Maybe this will help: You have told us...

$$U(r,\theta,\varphi) = U(r) = \frac{\rho_{0}a^2q}{18\epsilon_0 (1-3\left (\frac{r}{a}\right )^2)} + 2\left (\frac{r}{a}\right )^3 \; : \; r \leq a$$ $$\vec{F} = -\nabla U(r,\theta,\varphi)=-\frac{d}{dr}U(r)\hat{r}$$ $$\frac{d}{dr}U(r)=\frac{6r(r-a)}{a^3}$$... note: I'd check that derivative: I don't see where ##\rho_0##, ##q## and ##\epsilon_0## went for eg.
 
Last edited:
Thank you for clearing things up.

At this point I'm just having trouble proving that my answer will be in Newtons (correct units). Which means I probably derived wrong.
 
In fact, [a]=L so your answer has dimensions of inverse-length.
You should go over the derivation.

Is the expression for U(r) (above) the same as what you are given?
The second term 2((r/a)^3) is dimensionless ... what dimensions should U have?
 
Sorry I must have mistyped the equation in the first place.

It should have been:

(ρ(naught)a^2q/18ε(naught)) (1-3((r/a)^2) + 2((r/a)^3)

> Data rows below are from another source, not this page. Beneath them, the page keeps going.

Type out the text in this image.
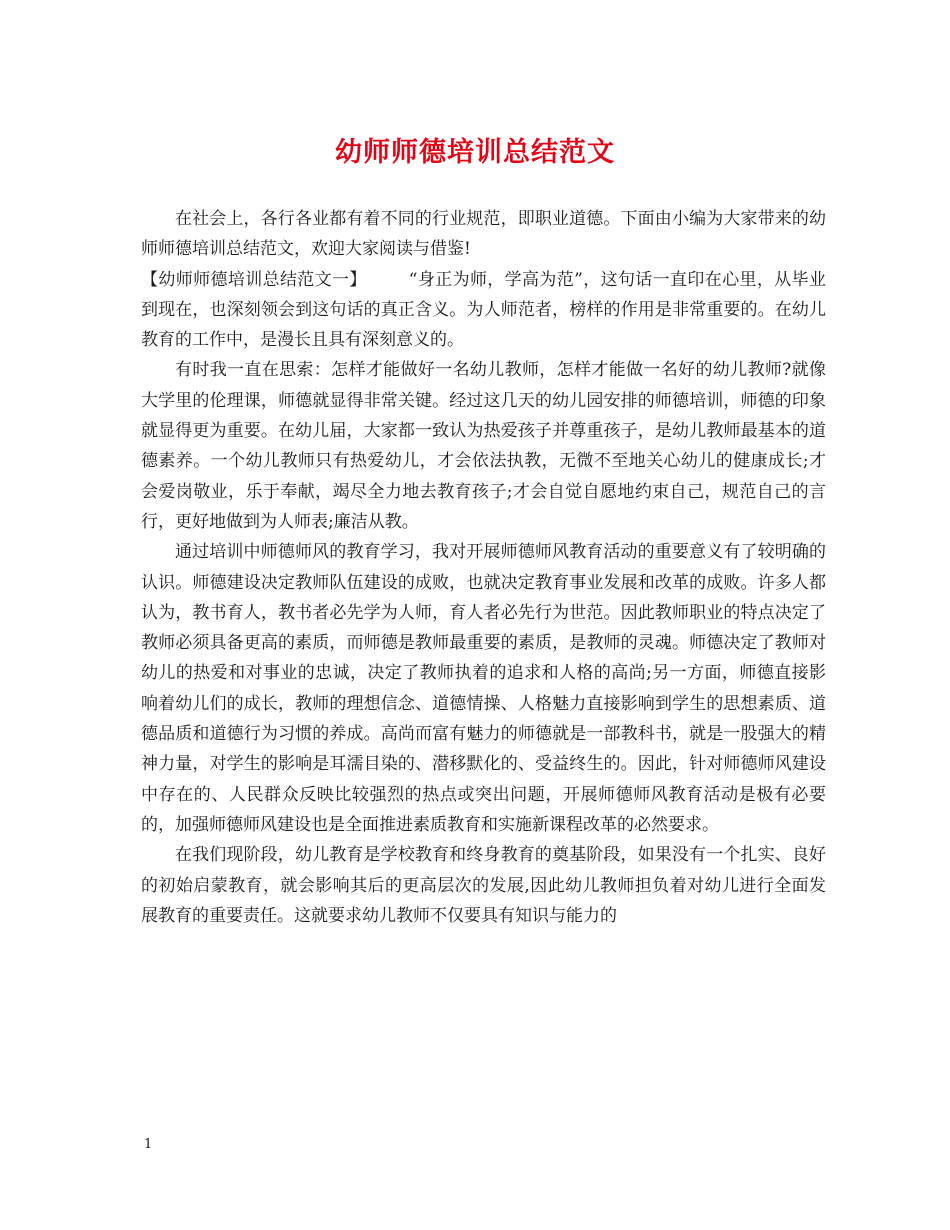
幼师师德培训总结范文

在社会上，各行各业都有着不同的行业规范，即职业道德。下面由小编为大家带来的幼师师德培训总结范文，欢迎大家阅读与借鉴!

【幼师师德培训总结范文一】 “身正为师，学高为范”，这句话一直印在心里，从毕业到现在，也深刻领会到这句话的真正含义。为人师范者，榜样的作用是非常重要的。在幼儿教育的工作中，是漫长且具有深刻意义的。

有时我一直在思索：怎样才能做好一名幼儿教师，怎样才能做一名好的幼儿教师?就像大学里的伦理课，师德就显得非常关键。经过这几天的幼儿园安排的师德培训，师德的印象就显得更为重要。在幼儿届，大家都一致认为热爱孩子并尊重孩子，是幼儿教师最基本的道德素养。一个幼儿教师只有热爱幼儿，才会依法执教，无微不至地关心幼儿的健康成长;才会爱岗敬业，乐于奉献，竭尽全力地去教育孩子;才会自觉自愿地约束自己，规范自己的言行，更好地做到为人师表;廉洁从教。

通过培训中师德师风的教育学习，我对开展师德师风教育活动的重要意义有了较明确的认识。师德建设决定教师队伍建设的成败，也就决定教育事业发展和改革的成败。许多人都认为，教书育人，教书者必先学为人师，育人者必先行为世范。因此教师职业的特点决定了教师必须具备更高的素质，而师德是教师最重要的素质，是教师的灵魂。师德决定了教师对幼儿的热爱和对事业的忠诚，决定了教师执着的追求和人格的高尚;另一方面，师德直接影响着幼儿们的成长，教师的理想信念、道德情操、人格魅力直接影响到学生的思想素质、道德品质和道德行为习惯的养成。高尚而富有魅力的师德就是一部教科书，就是一股强大的精神力量，对学生的影响是耳濡目染的、潜移默化的、受益终生的。因此，针对师德师风建设中存在的、人民群众反映比较强烈的热点或突出问题，开展师德师风教育活动是极有必要的，加强师德师风建设也是全面推进素质教育和实施新课程改革的必然要求。

在我们现阶段，幼儿教育是学校教育和终身教育的奠基阶段，如果没有一个扎实、良好的初始启蒙教育，就会影响其后的更高层次的发展,因此幼儿教师担负着对幼儿进行全面发展教育的重要责任。这就要求幼儿教师不仅要具有知识与能力的

1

Hopefully that makes it more clear.

The units for U should be Joules I believe (could be mistaken)
 
(ρ(naught)a^2q/18ε(naught)) (1-3((r/a)^2) + 2((r/a)^3)
Here, let me help with that... $$U(r)= \frac{\rho_0 a^2 q}{18\epsilon_0} \left ( 1-3\left( \frac{r}{a} \right )^2 +2\left ( \frac{r}{a} \right )^3 \right )$$... LaTeX is totally worth the effort of learning it.

To proceed, I would either change the variable, say z=r/a so $$\frac{dU}{dr}=\frac{1}{a}\frac{dU}{dz}$$... or just rearrange $$U(r)= \frac{\rho_0 q}{18\epsilon_0 a} \left ( a^3 -3ar^2+2r^3 \right )$$... you should be able to see right away that you don't have enough constants in your answer... probably you just forgot to put them back at the end.

BTW: "dimensions" is different from "units" ... electric potential has units of "Volts" (energy per unit charge) ... charge is dimensionless so U has dimensions of energy - which would be M.L2T-2.